NVSL / linux-nova

NOVA is a log-structured file system designed for byte-addressable non-volatile memories, developed at the University of California, San Diego.
http://nvsl.ucsd.edu/index.php?path=projects/nova
Other
422 stars 117 forks source link

Fix kernel hang when snapshot cleaner thread is not stopped properly #156

Open ahuja-gautam opened 3 months ago

ahuja-gautam commented 3 months ago

When nova is unmounted, the snapshot cleaner kthread is stopped with kthread_stop() in nova_save_snapshots(). If schedule() is called within kthread_stop()'s wait_for_completion(), the kthread will go to sleep forever waiting for an interrupt, resulting in a hang.

https://github.com/NVSL/linux-nova/blob/976a4d1f3d5282863b23aa834e02012167be6ee2/fs/nova/snapshot.c#L1301-L1306

https://github.com/NVSL/linux-nova/blob/976a4d1f3d5282863b23aa834e02012167be6ee2/fs/nova/snapshot.c#L1319-L1326

Reproduction:

  1. Mount a fresh nova instance using the 'mount -t NOVA -o init' command

  2. Unmount nova

  3. Remount nova at the same mount point

  4. Repeat steps 2 and 3 in a tight loop until the kernel hangs. In our experiments, we’re able to reproduce this within a range of 40 - 480 seconds with an average of 254 seconds.
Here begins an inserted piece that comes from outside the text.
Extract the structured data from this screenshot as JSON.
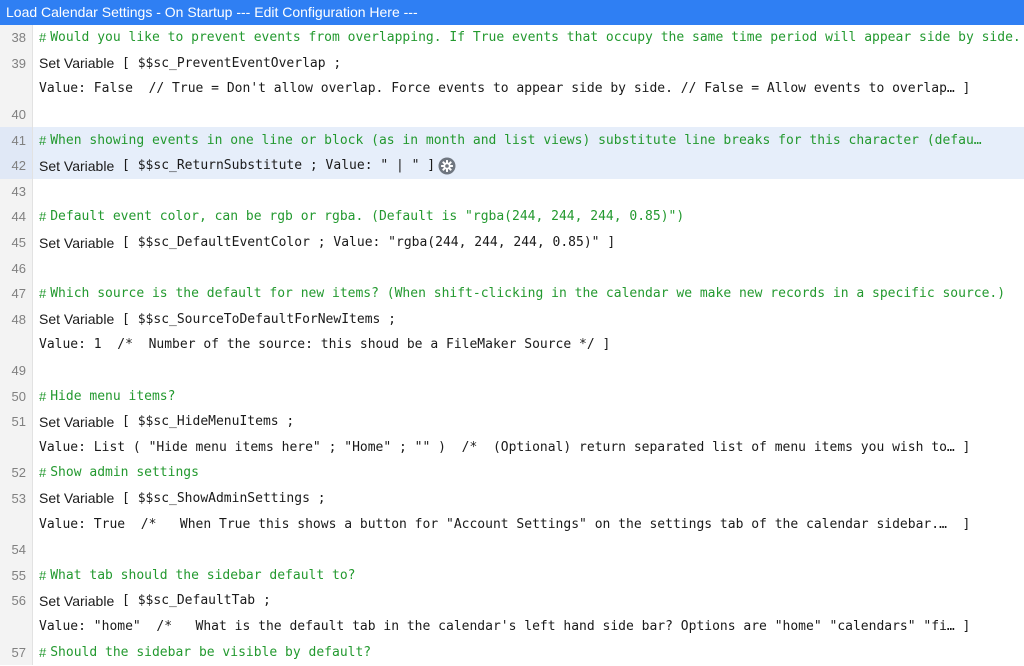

We wrote a script and helper C program to reproduce the bug (Makefile and driver.c).

Fix: In the try-sleeping loop, the kthread is not scheduled out if kthread_should_stop() evaluates to true.

prepare_to_wait(&sbi->snapshot_cleaner_wait, &wait, TASK_INTERRUPTIBLE);
if (!kthread_should_stop())
    schedule();
finish_wait(&sbi->snapshot_cleaner_wait, &wait);

This fix follows standard practices found in other linux filesystems like UBIFS and NFS.

The patch linked fixes this bug. We ran the same scripts above for 10 million times and 17 hours, and the bug did not trigger. The bug was discovered using a new tool for finding f/s bugs using model checking, called Metis.

Signed-off-by: Gautam Ahuja [gaahuja@cs.stonybrook.edu](mailto:gaahuja@cs.stonybrook.edu) Signed-off-by: Yifei Liu [yifeliu@cs.stonybrook.edu](mailto:yifeliu@cs.stonybrook.edu) Signed-off-by: Erez Zadok [ezk@cs.stonybrook.edu](mailto:ezk@cs.stonybrook.edu)